Sarà che l’era dei social network ci sta abituando tutti a poter dire la propria a margine di qualsiasi affermazione, cliccando semplicemente su “commenta” ed inserendo il nostro pensiero, ma sta di fatto che il vizio di commentare ed esprimere il proprio pensiero sta probabilmente crescendo in tutti noi. Un vizio capitale, perchè è persino garantito dall’articolo 21 della nostra Carta Costituzionale che, com’è noto a tutti, è prossima all’abrogazione.
Il problema sorge quando non siamo su Facebook, ma su un sito in cui i commenti devono essere vagliati e moderati prima di venire pubblicati. E’ qui che infatti può succedere di venire censurati, del tutto o solo in parte. Il fatto è poi quello di capire i motivi per cui ci si vede rimuovere un proprio libero pensiero da uno spazio che, seppur privato come quello di un sito d’informazione, svolge comunque un servizio pubblico che è quello di informare.
Fino a quando il commento censurato lo avevamo inserito in forma anonima, la censura ci sta tutta. Stessa cosa se nel testo avevamo inserito qualche vaff o qualche altro termine offensivo o diffamatorio, tipo quelli che i nostri rappresentanti si affibiano quando stanno alla Camera o al Senato, giusto per intenderci. Ancor peggio se l’intento del nostro commento era quello di ingiuriare qualcuno: nessuno potrebbe a quel punto lamentarsi della censura inferta. Ma quando nessuno di questi elementi era presente nel commento da noi scritto, nell’ambito di una conversazione peraltro già avviata con commenti che ad altri non erano stati rimossi, come giustificare una moderazione tagliente e sferzante come la sciabola di una vera e propria censura? Come spiegare il fatto che il nostro commento non si vede affatto pubblicato?
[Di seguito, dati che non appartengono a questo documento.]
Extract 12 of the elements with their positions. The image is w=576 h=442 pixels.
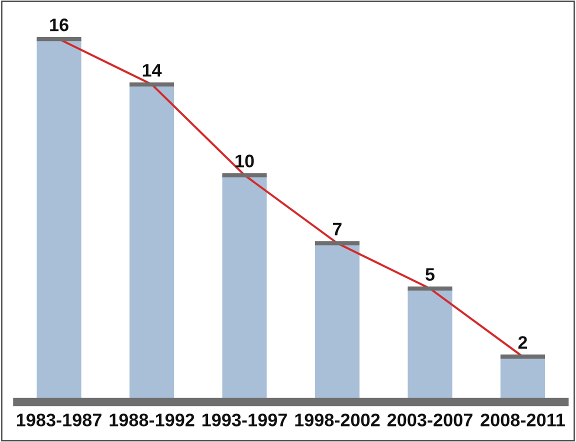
x-tick-label: 1988-1992 xyxy=(110,414,194,426)
x-tick-label: 1998-2002 xyxy=(295,414,380,426)
data-label: 16 xyxy=(50,18,68,32)
data-label: 14 xyxy=(142,64,162,76)
data-label: 7 xyxy=(333,222,342,236)
x-tick-label: 2003-2007 xyxy=(387,414,472,426)
x-tick-label: 1993-1997 xyxy=(202,414,287,426)
data-label: 5 xyxy=(426,268,435,281)
data-label: 10 xyxy=(236,154,254,168)
x-tick-label: 2008-2011 xyxy=(480,414,565,426)
x-tick-label: 1983-1987 xyxy=(16,414,102,426)
data-label: 2 xyxy=(518,336,528,349)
Forse in certi casi le ragioni vanno ricercate altrove. Bisogna mettere a fuco l’immagine di testata del sito d’informazione in questione, leggere il nome del direttore e ricordarsi qualche informazione in più su di lui, sfogliare più a fondo il sito stesso per vedere come esso si pone nei confronti del “principe”. Poi magari sarebbe opportuno anche focalizzare l’attenzione sull’articolo che si intendeva commentare, perchè se si tratta di notizia pubblica di notevole interesse, che coinvolge magari qualche rappresentante politico, beh che cosa si pretende?! E’ normale che si attui una censura così spudorata, in quanto il buon nome e la credibilità del personaggio di cui si parla nell’articolo non devono mai essere scalfite. E pazienza se il commento era firmato e conteneva linguaggio e affermazioni del tutto idonee persino alla lettura di un bambino.
Il punto è, nel nostro periodo storico, che intercettazioni sì o intercettazioni no non saranno i cittadini a decidere come essere informati. Ci sarà sempre un editore (non per forza di destra come credono – scioccamente – in molti) che nell’informazione nazionale quanto locale si venderà ai servigi del “principe” per farlo apparire sempre più splendente degli altri. D’altra parte quando ci sono di mezzo i soldi… la carne è debole. E la carta pure. L’unica osservazione che rimane da fare è che, forse, qualche testata giornalistica farebbe meglio, per dignità e rispetto della restante parte onesta della categoria giornalistica, a far iscrivere nelle proprie targhette e intestazioni una dicitura più consona: “Ufficio di Propaganda”, per esempio.